Seattle’s Chinatown-International District (CID) is as rich culturally as any neighborhood in the City. That richness comes from the melding together of the Chinese, Japanese, Filipinos, and Vietnamese immigrants who came to this country in search of work, peace, or a better life than they could have in their home countries. Japanese, Chinese, and Filipinos came in the mid and late1800s and early 1900s to work as laborers, building railroads, digging in coal mines, and working in canneries. Each group established their own community in the area we know today as the CID.
Nihon-machi (Japantown) covered an area north of Jackson Street roughly 15 blocks in size. It was a thriving community and many local Japanese-owned businesses flourished. All that was changed by Executive Order 9066 under which all persons of Japanese descent, whether American born U.S. citizens or not, were moved off the west coast and incarcerated in internment camps in Idaho and California. After the war very few of the original residents returned to Seattle, and today very little of Nihonmachi remains.
Chinatown was established South of Jackson Street and East of Pioneer Square by Chinese who came in search of work. That flow of labor was arrested by the passage of the Chinese Exclusion Act of 1882, which was not repealed until 1943. It is a testament to the resilience of those Chinese who immigrated prior to 1882 that Chinatown survived. The Filipinos came slightly later than the Chinese and established “Manila town” in the area around Maynard Avenue and King Street. The center of the local Filipino community is no longer there, and although approximately 10% of the District is of Filipino descent, there is no visible presence of Manila town left today.
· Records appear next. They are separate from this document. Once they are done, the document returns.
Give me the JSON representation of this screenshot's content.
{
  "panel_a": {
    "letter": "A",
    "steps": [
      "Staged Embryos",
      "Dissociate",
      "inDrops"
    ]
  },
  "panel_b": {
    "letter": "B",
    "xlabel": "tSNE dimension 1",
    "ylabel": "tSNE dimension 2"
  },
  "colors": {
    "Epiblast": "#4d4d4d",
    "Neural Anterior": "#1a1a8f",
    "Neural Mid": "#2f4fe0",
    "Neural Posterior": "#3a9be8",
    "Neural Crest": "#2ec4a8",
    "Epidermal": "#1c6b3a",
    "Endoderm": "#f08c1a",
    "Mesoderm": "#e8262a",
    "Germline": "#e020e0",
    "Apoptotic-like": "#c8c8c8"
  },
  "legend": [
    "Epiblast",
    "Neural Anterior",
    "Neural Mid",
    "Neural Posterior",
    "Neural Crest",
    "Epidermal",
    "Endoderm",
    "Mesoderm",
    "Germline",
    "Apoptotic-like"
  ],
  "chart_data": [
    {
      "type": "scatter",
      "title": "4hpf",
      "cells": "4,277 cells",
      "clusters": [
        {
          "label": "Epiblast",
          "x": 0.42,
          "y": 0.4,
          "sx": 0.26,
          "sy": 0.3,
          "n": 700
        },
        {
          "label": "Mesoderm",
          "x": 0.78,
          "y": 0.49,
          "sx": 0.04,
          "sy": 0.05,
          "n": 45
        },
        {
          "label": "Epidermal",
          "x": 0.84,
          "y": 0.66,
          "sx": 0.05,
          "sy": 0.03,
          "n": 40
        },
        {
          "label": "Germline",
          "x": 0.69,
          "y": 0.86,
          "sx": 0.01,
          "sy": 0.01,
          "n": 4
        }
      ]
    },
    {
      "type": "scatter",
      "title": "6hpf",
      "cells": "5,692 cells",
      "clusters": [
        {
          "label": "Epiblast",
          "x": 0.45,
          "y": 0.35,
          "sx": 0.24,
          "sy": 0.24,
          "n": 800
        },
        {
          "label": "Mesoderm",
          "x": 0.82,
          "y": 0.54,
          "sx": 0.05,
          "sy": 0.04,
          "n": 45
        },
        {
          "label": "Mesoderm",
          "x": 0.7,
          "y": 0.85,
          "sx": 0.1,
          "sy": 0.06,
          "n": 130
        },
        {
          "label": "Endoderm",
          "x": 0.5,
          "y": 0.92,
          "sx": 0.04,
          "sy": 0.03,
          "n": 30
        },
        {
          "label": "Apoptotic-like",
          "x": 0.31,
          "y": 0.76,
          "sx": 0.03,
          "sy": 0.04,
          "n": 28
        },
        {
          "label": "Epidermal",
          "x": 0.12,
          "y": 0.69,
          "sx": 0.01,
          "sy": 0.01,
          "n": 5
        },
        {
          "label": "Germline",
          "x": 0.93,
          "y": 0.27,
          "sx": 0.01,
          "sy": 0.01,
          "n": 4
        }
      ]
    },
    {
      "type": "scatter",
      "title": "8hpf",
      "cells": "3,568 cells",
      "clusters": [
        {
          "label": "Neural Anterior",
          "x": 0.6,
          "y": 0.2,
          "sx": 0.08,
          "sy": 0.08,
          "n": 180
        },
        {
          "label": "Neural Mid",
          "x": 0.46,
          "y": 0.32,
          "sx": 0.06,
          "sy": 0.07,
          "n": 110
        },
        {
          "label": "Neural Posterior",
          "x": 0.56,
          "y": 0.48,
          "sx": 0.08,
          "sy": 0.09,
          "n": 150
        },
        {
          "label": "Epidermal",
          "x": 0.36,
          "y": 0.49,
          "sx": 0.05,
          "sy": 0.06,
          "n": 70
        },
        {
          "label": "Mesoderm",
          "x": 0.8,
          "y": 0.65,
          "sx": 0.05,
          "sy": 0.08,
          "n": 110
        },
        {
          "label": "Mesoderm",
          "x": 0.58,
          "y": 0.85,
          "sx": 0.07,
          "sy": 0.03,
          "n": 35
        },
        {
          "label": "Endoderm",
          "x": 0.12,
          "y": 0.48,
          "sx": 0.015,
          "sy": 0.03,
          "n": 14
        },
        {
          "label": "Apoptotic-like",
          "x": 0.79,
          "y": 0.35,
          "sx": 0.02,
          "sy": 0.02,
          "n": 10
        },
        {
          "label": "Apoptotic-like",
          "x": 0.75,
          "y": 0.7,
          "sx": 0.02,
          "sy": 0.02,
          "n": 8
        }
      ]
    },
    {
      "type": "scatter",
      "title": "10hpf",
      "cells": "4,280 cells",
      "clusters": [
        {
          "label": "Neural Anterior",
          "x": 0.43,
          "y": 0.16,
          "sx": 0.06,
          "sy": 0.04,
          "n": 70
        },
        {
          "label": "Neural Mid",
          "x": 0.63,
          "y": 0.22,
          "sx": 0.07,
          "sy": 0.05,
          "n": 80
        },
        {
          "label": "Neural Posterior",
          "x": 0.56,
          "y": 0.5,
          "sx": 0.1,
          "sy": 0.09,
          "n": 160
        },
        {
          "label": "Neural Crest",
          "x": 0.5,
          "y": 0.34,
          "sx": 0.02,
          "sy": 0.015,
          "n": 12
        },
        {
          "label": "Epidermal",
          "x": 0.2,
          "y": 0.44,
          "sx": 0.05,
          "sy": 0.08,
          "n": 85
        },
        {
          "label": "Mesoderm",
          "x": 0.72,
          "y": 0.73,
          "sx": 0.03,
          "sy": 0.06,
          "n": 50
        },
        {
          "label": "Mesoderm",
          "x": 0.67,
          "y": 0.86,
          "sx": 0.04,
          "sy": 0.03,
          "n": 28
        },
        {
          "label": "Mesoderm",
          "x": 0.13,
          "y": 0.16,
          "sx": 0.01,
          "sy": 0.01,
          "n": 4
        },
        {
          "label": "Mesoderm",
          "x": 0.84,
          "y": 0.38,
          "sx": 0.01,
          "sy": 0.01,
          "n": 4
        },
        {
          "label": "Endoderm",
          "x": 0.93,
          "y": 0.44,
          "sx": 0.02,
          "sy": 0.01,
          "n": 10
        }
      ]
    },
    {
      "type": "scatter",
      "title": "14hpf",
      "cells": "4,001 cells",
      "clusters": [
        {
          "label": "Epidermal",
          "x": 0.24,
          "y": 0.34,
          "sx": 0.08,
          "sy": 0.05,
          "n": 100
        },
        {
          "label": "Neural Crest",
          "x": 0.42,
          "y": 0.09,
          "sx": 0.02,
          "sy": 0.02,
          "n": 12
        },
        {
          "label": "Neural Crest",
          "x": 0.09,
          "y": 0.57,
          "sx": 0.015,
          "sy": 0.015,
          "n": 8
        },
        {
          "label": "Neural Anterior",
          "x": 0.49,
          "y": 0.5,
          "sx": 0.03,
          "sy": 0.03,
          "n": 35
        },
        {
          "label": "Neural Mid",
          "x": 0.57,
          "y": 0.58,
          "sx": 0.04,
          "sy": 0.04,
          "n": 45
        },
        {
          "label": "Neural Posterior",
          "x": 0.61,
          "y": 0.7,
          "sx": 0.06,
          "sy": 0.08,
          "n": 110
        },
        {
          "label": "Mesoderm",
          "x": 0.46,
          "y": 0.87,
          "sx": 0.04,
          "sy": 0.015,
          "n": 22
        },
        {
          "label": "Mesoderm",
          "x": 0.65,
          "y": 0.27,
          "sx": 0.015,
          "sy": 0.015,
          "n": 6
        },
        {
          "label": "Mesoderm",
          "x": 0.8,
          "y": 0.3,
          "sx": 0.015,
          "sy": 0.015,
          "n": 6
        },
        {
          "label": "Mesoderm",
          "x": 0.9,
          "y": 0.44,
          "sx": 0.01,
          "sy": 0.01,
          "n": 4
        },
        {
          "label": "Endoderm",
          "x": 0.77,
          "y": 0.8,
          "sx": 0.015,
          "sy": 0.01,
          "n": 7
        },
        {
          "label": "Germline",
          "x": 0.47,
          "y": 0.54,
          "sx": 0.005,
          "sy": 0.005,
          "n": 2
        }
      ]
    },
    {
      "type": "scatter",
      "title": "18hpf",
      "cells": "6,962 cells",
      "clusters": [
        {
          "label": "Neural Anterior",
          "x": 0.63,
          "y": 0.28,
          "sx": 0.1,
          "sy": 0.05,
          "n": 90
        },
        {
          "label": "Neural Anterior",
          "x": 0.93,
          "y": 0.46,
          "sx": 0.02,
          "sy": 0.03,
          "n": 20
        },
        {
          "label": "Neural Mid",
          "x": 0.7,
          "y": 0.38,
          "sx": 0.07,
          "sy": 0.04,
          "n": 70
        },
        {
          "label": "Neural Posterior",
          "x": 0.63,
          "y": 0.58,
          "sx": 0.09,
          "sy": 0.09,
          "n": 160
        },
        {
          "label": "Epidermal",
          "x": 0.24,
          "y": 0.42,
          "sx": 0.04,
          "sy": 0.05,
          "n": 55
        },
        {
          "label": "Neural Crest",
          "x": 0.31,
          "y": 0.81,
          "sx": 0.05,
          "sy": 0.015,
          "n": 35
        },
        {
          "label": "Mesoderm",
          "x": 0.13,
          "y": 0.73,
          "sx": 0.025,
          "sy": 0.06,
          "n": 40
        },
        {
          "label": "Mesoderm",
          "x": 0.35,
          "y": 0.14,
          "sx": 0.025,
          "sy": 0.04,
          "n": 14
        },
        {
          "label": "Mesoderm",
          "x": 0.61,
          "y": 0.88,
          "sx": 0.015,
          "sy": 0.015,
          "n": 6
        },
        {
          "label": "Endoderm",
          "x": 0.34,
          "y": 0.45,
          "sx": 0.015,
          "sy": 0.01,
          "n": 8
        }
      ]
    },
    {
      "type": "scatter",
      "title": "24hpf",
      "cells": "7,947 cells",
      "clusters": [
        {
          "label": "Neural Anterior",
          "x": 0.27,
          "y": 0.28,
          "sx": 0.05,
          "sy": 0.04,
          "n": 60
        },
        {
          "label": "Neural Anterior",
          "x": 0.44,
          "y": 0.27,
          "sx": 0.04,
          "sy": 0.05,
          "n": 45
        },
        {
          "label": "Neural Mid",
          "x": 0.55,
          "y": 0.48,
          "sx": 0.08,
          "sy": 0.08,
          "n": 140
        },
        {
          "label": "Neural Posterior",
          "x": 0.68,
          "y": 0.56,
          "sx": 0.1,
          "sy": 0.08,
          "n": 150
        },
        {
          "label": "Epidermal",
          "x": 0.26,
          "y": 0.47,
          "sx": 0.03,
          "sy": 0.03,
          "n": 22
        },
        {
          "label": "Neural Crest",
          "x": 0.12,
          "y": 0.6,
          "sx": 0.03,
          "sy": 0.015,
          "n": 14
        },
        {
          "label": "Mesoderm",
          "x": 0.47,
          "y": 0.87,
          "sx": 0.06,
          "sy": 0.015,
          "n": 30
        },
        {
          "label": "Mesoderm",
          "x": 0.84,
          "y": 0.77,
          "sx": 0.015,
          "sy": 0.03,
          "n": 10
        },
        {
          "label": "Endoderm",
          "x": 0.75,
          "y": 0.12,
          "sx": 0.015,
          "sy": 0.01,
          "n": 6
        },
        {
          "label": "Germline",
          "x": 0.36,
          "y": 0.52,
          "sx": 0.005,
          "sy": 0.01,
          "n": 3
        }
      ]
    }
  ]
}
After the fall of Saigon in 1975, Vietnamese immigrants moved to Seattle and moved into the District. As the Vietnamese population grew, their innate entrepreneurial spirit gave rise to many new businesses in the area of 12th and Jackson, North of Chinatown. The original Asian Plaza was part of that trend. The construction of a new building and the conversion of the old Connors Furniture and Appliance Store created rental space for individual Vietnamese entrepreneurs. Among the businesses started in Asian Plaza were Viet Wah Supermarket, A Little Bit of Saigon, Saigon Deli, Saigon Bistro, Thanh Vi, Chan Hung Market, Lyn Hair Salon, Pacific Travel, and Sichuanese Cuisine. To this day many of these businesses, or their descendants, are still in operation. Asian Counseling and Referral Service, a major social service agency dealing with the issues faced by new immigrants, also moved into the Asian Plaza. In many ways, Asian Plaza was the commercial center of the Vietnamese Community in Seattle.
Today the Chinatown-International District is still a culturally rich neighborhood, but over the years it has lagged behind other parts of the greater Seattle Area in terms of family income level and employment. Major development has bypassed the District as well. As the next generation moves up the economic ladder by becoming doctors, lawyers, and accountants, they are less inclined to live and work in District. What will help is commercial development that modernizes the area and provides employment, income, and vitality that the next generation wants, and yet reflects and honors the cultural identity of each immigrant group. That commitment to the CID guides our plan and design for the new Asian Plaza.